InfoPrune implements two complementary compression pathways. (1) Training‑based head pruning augments the downstream task loss (cross‑entropy for VQA, TextVQA, GQA) with a regularization term β·∑_heads(1 − S). During fine‑tuning, heads with the lowest S are progressively masked, and their parameters are excluded from gradient updates. This encourages the network to re‑allocate capacity to the most informative heads while explicitly penalizing information loss. (2) Training‑free FFN compression applies an adaptive low‑rank approximation to each Feed‑Forward Network weight matrix. Rather than fixing a rank a priori, the algorithm searches for the smallest rank r that keeps the estimated information loss ΔI = I(X;Z) − I(X;Ẑ) below a user‑defined threshold. This step is performed once on a pre‑trained checkpoint, requiring no additional gradient‑based training.

Extensive experiments on three standard multimodal benchmarks—VQAv2, TextVQA, and GQA—demonstrate that InfoPrune can reduce FLOPs by up to 3.2× and inference latency by 1.8× while incurring less than 0.5% absolute drop in accuracy. Ablation studies reveal that the combined eRank + KS criterion outperforms each component alone by 1.3–2.1 percentage points, and that λ ≈ 0.6 and β ≈ 0.3 provide the best trade‑off across datasets. The FFN low‑rank step adds an extra 15–20% FLOP reduction and cuts total parameter count by over 30% without further fine‑tuning. Compared with prior heuristic pruning methods, InfoPrune achieves higher accuracy at comparable compression levels, confirming the value of an information‑theoretic foundation.
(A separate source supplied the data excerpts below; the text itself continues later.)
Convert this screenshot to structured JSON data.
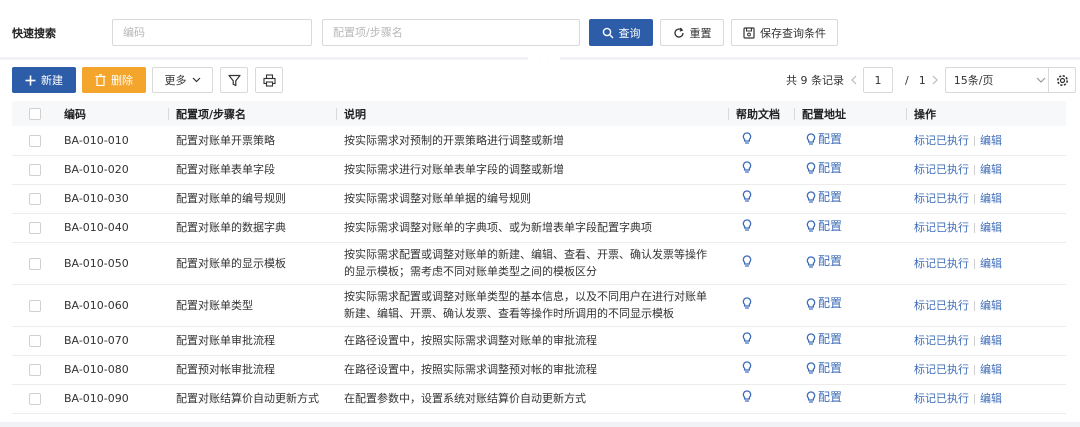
{
  "search": {
    "title": "快速搜索",
    "code_placeholder": "编码",
    "item_placeholder": "配置项/步骤名",
    "query_label": "查询",
    "reset_label": "重置",
    "save_label": "保存查询条件"
  },
  "toolbar": {
    "new_label": "新建",
    "delete_label": "删除",
    "more_label": "更多"
  },
  "pagination": {
    "total": "共 9 条记录",
    "current_page": "1",
    "slash": "/",
    "total_pages": "1",
    "page_size": "15条/页"
  },
  "table": {
    "columns": [
      "编码",
      "配置项/步骤名",
      "说明",
      "帮助文档",
      "配置地址",
      "操作"
    ],
    "config_label": "配置",
    "op_mark": "标记已执行",
    "op_edit": "编辑",
    "rows": [
      {
        "code": "BA-010-010",
        "name": "配置对账单开票策略",
        "desc": "按实际需求对预制的开票策略进行调整或新增"
      },
      {
        "code": "BA-010-020",
        "name": "配置对账单表单字段",
        "desc": "按实际需求进行对账单表单字段的调整或新增"
      },
      {
        "code": "BA-010-030",
        "name": "配置对账单的编号规则",
        "desc": "按实际需求调整对账单单据的编号规则"
      },
      {
        "code": "BA-010-040",
        "name": "配置对账单的数据字典",
        "desc": "按实际需求调整对账单的字典项、或为新增表单字段配置字典项"
      },
      {
        "code": "BA-010-050",
        "name": "配置对账单的显示模板",
        "desc": "按实际需求配置或调整对账单的新建、编辑、查看、开票、确认发票等操作的显示模板；需考虑不同对账单类型之间的模板区分"
      },
      {
        "code": "BA-010-060",
        "name": "配置对账单类型",
        "desc": "按实际需求配置或调整对账单类型的基本信息，以及不同用户在进行对账单新建、编辑、开票、确认发票、查看等操作时所调用的不同显示模板"
      },
      {
        "code": "BA-010-070",
        "name": "配置对账单审批流程",
        "desc": "在路径设置中，按照实际需求调整对账单的审批流程"
      },
      {
        "code": "BA-010-080",
        "name": "配置预对帐审批流程",
        "desc": "在路径设置中，按照实际需求调整预对帐的审批流程"
      },
      {
        "code": "BA-010-090",
        "name": "配置对账结算价自动更新方式",
        "desc": "在配置参数中，设置系统对账结算价自动更新方式"
      }
    ]
  },
  "colors": {
    "primary": "#2d5da8",
    "warning": "#f3a52c",
    "link": "#3d6cb9"
  }
}
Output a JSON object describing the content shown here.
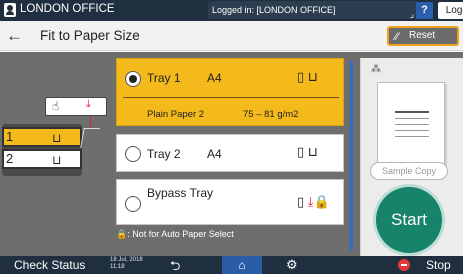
{
  "header": {
    "office": "LONDON OFFICE",
    "logged_in": "Logged in: [LONDON OFFICE]",
    "help": "?",
    "logout": "Logout",
    "cut": "(",
    "login_mark": "⌟"
  },
  "titlebar": {
    "back": "←",
    "title": "Fit to Paper Size",
    "reset": "Reset"
  },
  "illustration": {
    "drawer1": "1",
    "drawer2": "2"
  },
  "trays": [
    {
      "label": "Tray 1",
      "size": "A4",
      "paper_type": "Plain Paper 2",
      "weight": "75 – 81 g/m2",
      "selected": true
    },
    {
      "label": "Tray 2",
      "size": "A4",
      "selected": false
    },
    {
      "label": "Bypass Tray",
      "size": "",
      "selected": false
    }
  ],
  "note": "🔒: Not for Auto Paper Select",
  "right_panel": {
    "sample_copy": "Sample Copy",
    "start": "Start"
  },
  "bottombar": {
    "check_status": "Check Status",
    "date_line1": "18 Jul, 2018",
    "date_line2": "11:18",
    "stop": "Stop"
  },
  "colors": {
    "selected_tray": "#f4b91a",
    "start_button": "#17836b",
    "header_bg": "#1f2f3f",
    "reset_border": "#f0a018"
  }
}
The paper’s contributions are threefold: (i) a principled IB‑based formulation of model compression for multimodal transformers; (ii) novel, statistically grounded metrics (eRank and KS distance) that jointly assess structural sparsity and information preservation; (iii) a practical pipeline that couples training‑aware head pruning with a zero‑training FFN low‑rank scheme, validated on large‑scale VLMs. Limitations include the current focus on pure transformer architectures and the need for manual tuning of λ and β; future work will explore automated meta‑learning of these hyper‑parameters and extensions to hybrid CNN‑Transformer or emerging multimodal models such as Flamingo and PaLM‑E. Overall, InfoPrune offers a theoretically sound and empirically effective route toward deploying efficient, high‑performing vision‑language systems in real‑world, compute‑limited settings.